Include at the bottom of the report:
Benchmark saved: {BENCHMARK_FILE} — so user knows where it was persisted
Baseline: {BASELINE_FILE} (or "first run — no baseline") — so user knows what was compared
Output the full report to the user. If all pass criteria are met, end with Verdict: PASS. Otherwise list failures.
Common Mistakes
- Forgetting
eval: Running bash resolve-recce-root.sh without eval "$(...)" does not set RECCE_PLUGIN_ROOT in the current shell.
- Shell variables do not persist: Each Bash tool invocation starts a fresh shell. Re-run
resolve-recce-root.sh in every step that needs RECCE_PLUGIN_ROOT.
- Platform-specific
md5: macOS uses md5, Linux uses md5sum. The snippets in this skill handle both — do not simplify to one.
- Not waiting after Edit: The PostToolUse hook fires asynchronously. Wait 2 seconds before checking the tracking file.
- Skipping cleanup on failure: If any step fails, still execute Step 6 (cleanup). Never leave the MCP server running or model edits in place.
- Agent dispatch: Use the Agent tool with
subagent_type: recce:recce-reviewer. Do not attempt to bash an agent markdown file.
- Step 7 ordering: Always load baseline BEFORE saving current. Reversing the order produces self-comparison (all-zero deltas) because save overwrites
latest.json.
- Benchmark scripts use cwd:
save-benchmark.sh, load-baseline.sh, and show-history.sh write/read .claude/recce/benchmarks/ relative to the current working directory (the dbt project root). They are not affected by CLAUDE_PLUGIN_ROOT.
- Benchmark artifacts are local-only:
.claude/recce/benchmarks/ should be in the dbt project's .gitignore to avoid accidentally committing benchmark JSON files. The plugin's own .gitignore does not cover this — it must be added to the user's dbt project.
Additional Resources
Reference Files
references/pass-criteria.md — Detailed pass/fail criteria per section, performance metrics extraction guide, and the benchmark report template.
Scripts
scripts/preflight.sh — Pre-flight environment checks (dbt project, recce version, SSE support, port availability, stale files). Outputs KEY=VALUE lines.

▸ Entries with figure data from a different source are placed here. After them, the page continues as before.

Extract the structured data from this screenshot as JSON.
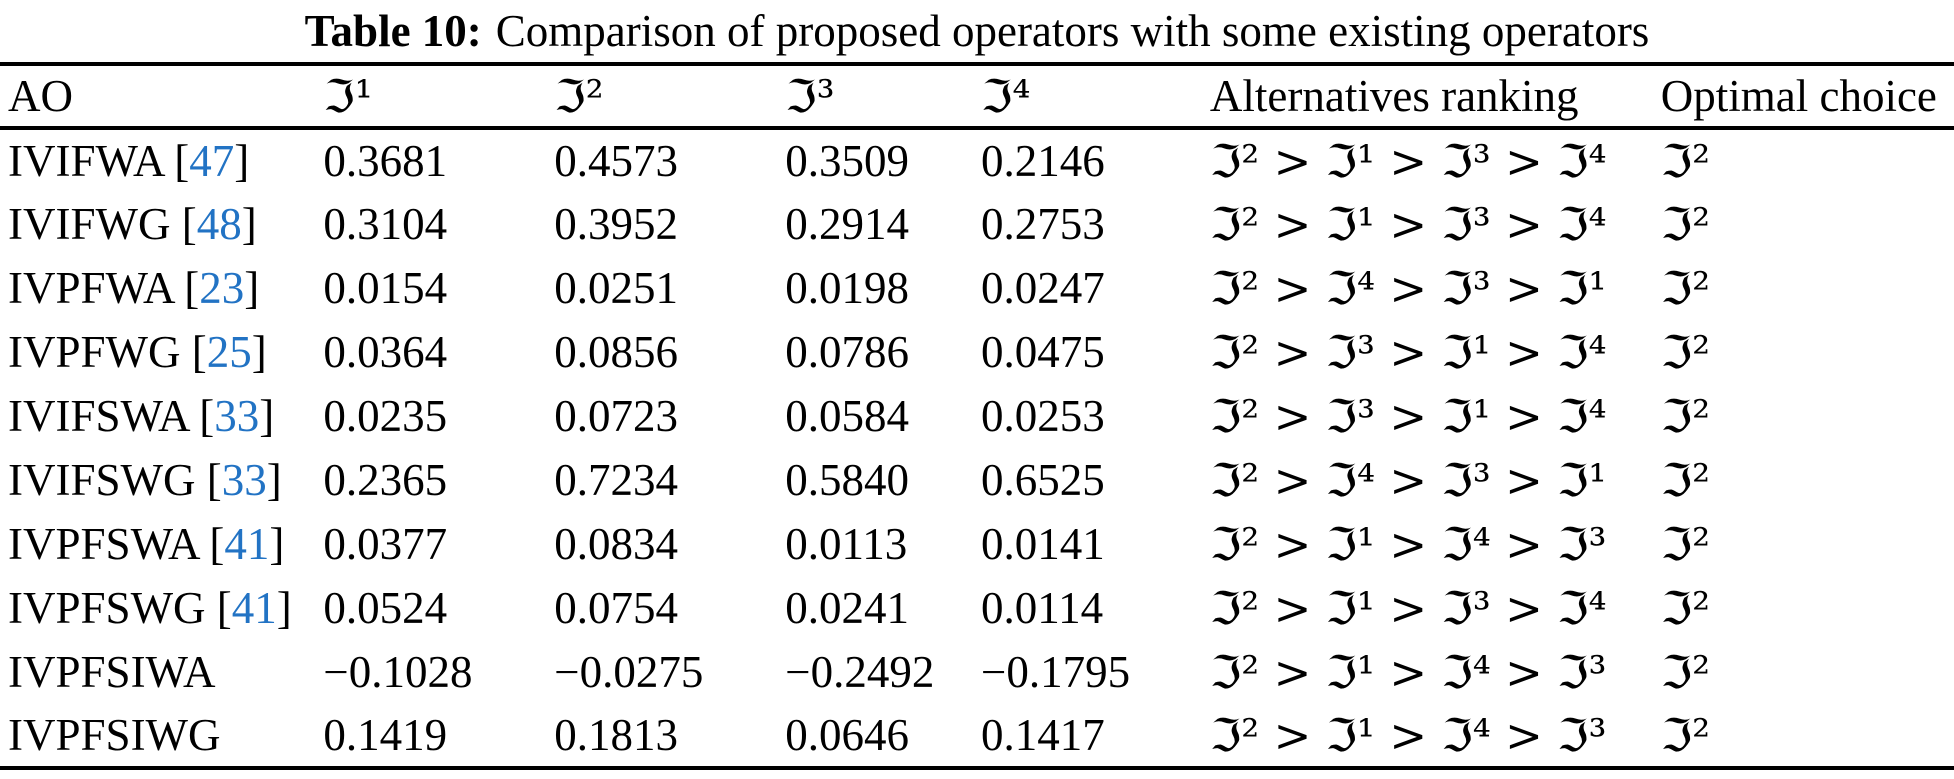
{
  "caption": {
    "label": "Table 10:",
    "text": "Comparison of proposed operators with some existing operators"
  },
  "colors": {
    "text": "#000000",
    "rule": "#000000",
    "citation_link": "#2273c4"
  },
  "table": {
    "columns": [
      "AO",
      "ℑ¹",
      "ℑ²",
      "ℑ³",
      "ℑ⁴",
      "Alternatives ranking",
      "Optimal choice"
    ],
    "ref_brackets": [
      "[",
      "]"
    ],
    "rows": [
      {
        "ao": "IVIFWA",
        "ref": "47",
        "values": [
          "0.3681",
          "0.4573",
          "0.3509",
          "0.2146"
        ],
        "ranking": "ℑ² > ℑ¹ > ℑ³ > ℑ⁴",
        "optimal": "ℑ²"
      },
      {
        "ao": "IVIFWG",
        "ref": "48",
        "values": [
          "0.3104",
          "0.3952",
          "0.2914",
          "0.2753"
        ],
        "ranking": "ℑ² > ℑ¹ > ℑ³ > ℑ⁴",
        "optimal": "ℑ²"
      },
      {
        "ao": "IVPFWA",
        "ref": "23",
        "values": [
          "0.0154",
          "0.0251",
          "0.0198",
          "0.0247"
        ],
        "ranking": "ℑ² > ℑ⁴ > ℑ³ > ℑ¹",
        "optimal": "ℑ²"
      },
      {
        "ao": "IVPFWG",
        "ref": "25",
        "values": [
          "0.0364",
          "0.0856",
          "0.0786",
          "0.0475"
        ],
        "ranking": "ℑ² > ℑ³ > ℑ¹ > ℑ⁴",
        "optimal": "ℑ²"
      },
      {
        "ao": "IVIFSWA",
        "ref": "33",
        "values": [
          "0.0235",
          "0.0723",
          "0.0584",
          "0.0253"
        ],
        "ranking": "ℑ² > ℑ³ > ℑ¹ > ℑ⁴",
        "optimal": "ℑ²"
      },
      {
        "ao": "IVIFSWG",
        "ref": "33",
        "values": [
          "0.2365",
          "0.7234",
          "0.5840",
          "0.6525"
        ],
        "ranking": "ℑ² > ℑ⁴ > ℑ³ > ℑ¹",
        "optimal": "ℑ²"
      },
      {
        "ao": "IVPFSWA",
        "ref": "41",
        "values": [
          "0.0377",
          "0.0834",
          "0.0113",
          "0.0141"
        ],
        "ranking": "ℑ² > ℑ¹ > ℑ⁴ > ℑ³",
        "optimal": "ℑ²"
      },
      {
        "ao": "IVPFSWG",
        "ref": "41",
        "values": [
          "0.0524",
          "0.0754",
          "0.0241",
          "0.0114"
        ],
        "ranking": "ℑ² > ℑ¹ > ℑ³ > ℑ⁴",
        "optimal": "ℑ²"
      },
      {
        "ao": "IVPFSIWA",
        "ref": "",
        "values": [
          "−0.1028",
          "−0.0275",
          "−0.2492",
          "−0.1795"
        ],
        "ranking": "ℑ² > ℑ¹ > ℑ⁴ > ℑ³",
        "optimal": "ℑ²"
      },
      {
        "ao": "IVPFSIWG",
        "ref": "",
        "values": [
          "0.1419",
          "0.1813",
          "0.0646",
          "0.1417"
        ],
        "ranking": "ℑ² > ℑ¹ > ℑ⁴ > ℑ³",
        "optimal": "ℑ²"
      }
    ]
  }
}
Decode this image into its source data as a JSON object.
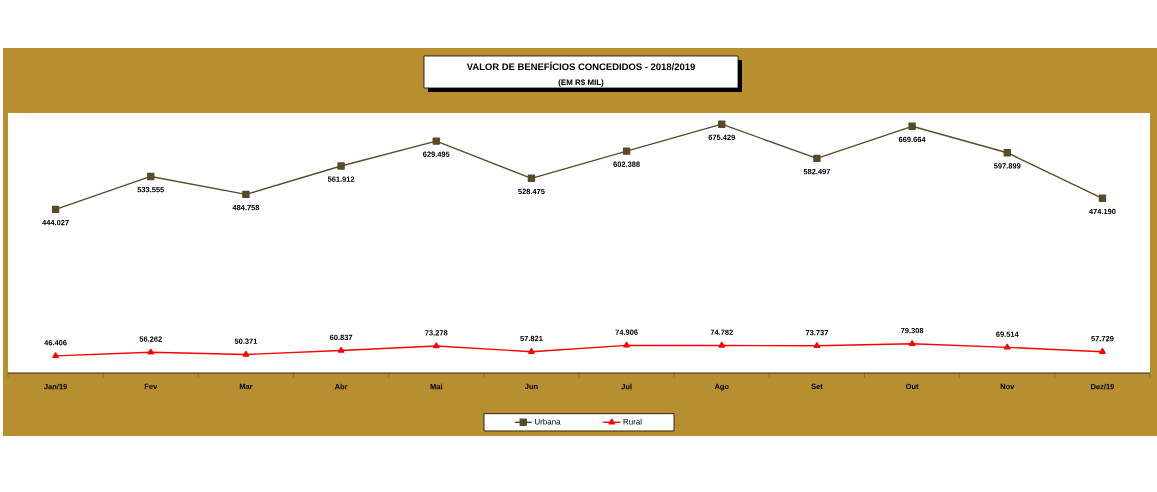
{
  "chart_data": {
    "type": "line",
    "title": "VALOR DE BENEFÍCIOS CONCEDIDOS - 2018/2019",
    "subtitle": "(EM R$ MIL)",
    "categories": [
      "Jan/19",
      "Fev",
      "Mar",
      "Abr",
      "Mai",
      "Jun",
      "Jul",
      "Ago",
      "Set",
      "Out",
      "Nov",
      "Dez/19"
    ],
    "series": [
      {
        "name": "Urbana",
        "color": "#5a4a2c",
        "marker": "square",
        "values": [
          444027,
          533555,
          484758,
          561912,
          629495,
          528475,
          602388,
          675429,
          582497,
          669664,
          597899,
          474190
        ],
        "value_labels": [
          "444.027",
          "533.555",
          "484.758",
          "561.912",
          "629.495",
          "528.475",
          "602.388",
          "675.429",
          "582.497",
          "669.664",
          "597.899",
          "474.190"
        ]
      },
      {
        "name": "Rural",
        "color": "#ff0000",
        "marker": "triangle",
        "values": [
          46406,
          56262,
          50371,
          60837,
          73278,
          57821,
          74906,
          74782,
          73737,
          79308,
          69514,
          57729
        ],
        "value_labels": [
          "46.406",
          "56.262",
          "50.371",
          "60.837",
          "73.278",
          "57.821",
          "74.906",
          "74.782",
          "73.737",
          "79.308",
          "69.514",
          "57.729"
        ]
      }
    ],
    "legend": "bottom",
    "line_style": "solid"
  }
}
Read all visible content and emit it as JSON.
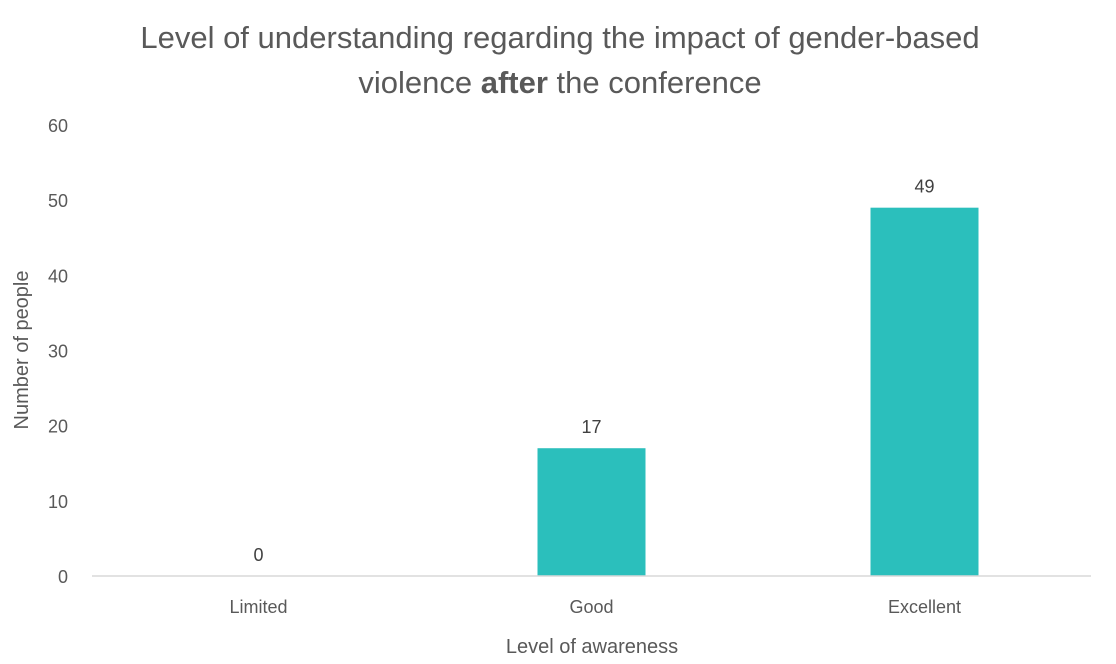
{
  "chart_data": {
    "type": "bar",
    "title_line1": "Level of understanding regarding the impact of gender-based",
    "title_line2_pre": "violence ",
    "title_line2_bold": "after",
    "title_line2_post": " the conference",
    "xlabel": "Level of awareness",
    "ylabel": "Number of people",
    "categories": [
      "Limited",
      "Good",
      "Excellent"
    ],
    "values": [
      0,
      17,
      49
    ],
    "ylim": [
      0,
      60
    ],
    "yticks": [
      0,
      10,
      20,
      30,
      40,
      50,
      60
    ],
    "grid": false,
    "legend": "none",
    "bar_color": "#2bbfbc",
    "axis_color": "#d9d9d9",
    "text_color": "#595959"
  }
}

scripts/save-benchmark.sh — Persists benchmark result as JSON to .claude/recce/benchmarks/. Updates latest.json for auto-baseline.
scripts/load-baseline.sh — Loads baseline from latest.json, a specific timestamp, or a flow-version filter. Outputs KEY=VALUE lines.
scripts/show-history.sh — Displays benchmark history as a markdown table with optional --limit and --flow-version filters.
scripts/resolve-recce-root.sh (plugin-level) — Locates sibling recce plugin across monorepo and cache layouts. Outputs RECCE_PLUGIN_ROOT and LAYOUT.
Learning
After completing the main workflow:
- Detection: Any unexpected failure, workaround, or pattern not in learned-patterns.md?
- Yes → check
${CLAUDE_PLUGIN_ROOT}/reference/learned-patterns.md, if not covered → append D1 entry
- No → one question: "What was most unexpected?" → three-question test → capture or done
- "Nothing novel" is a valid and encouraged outcome.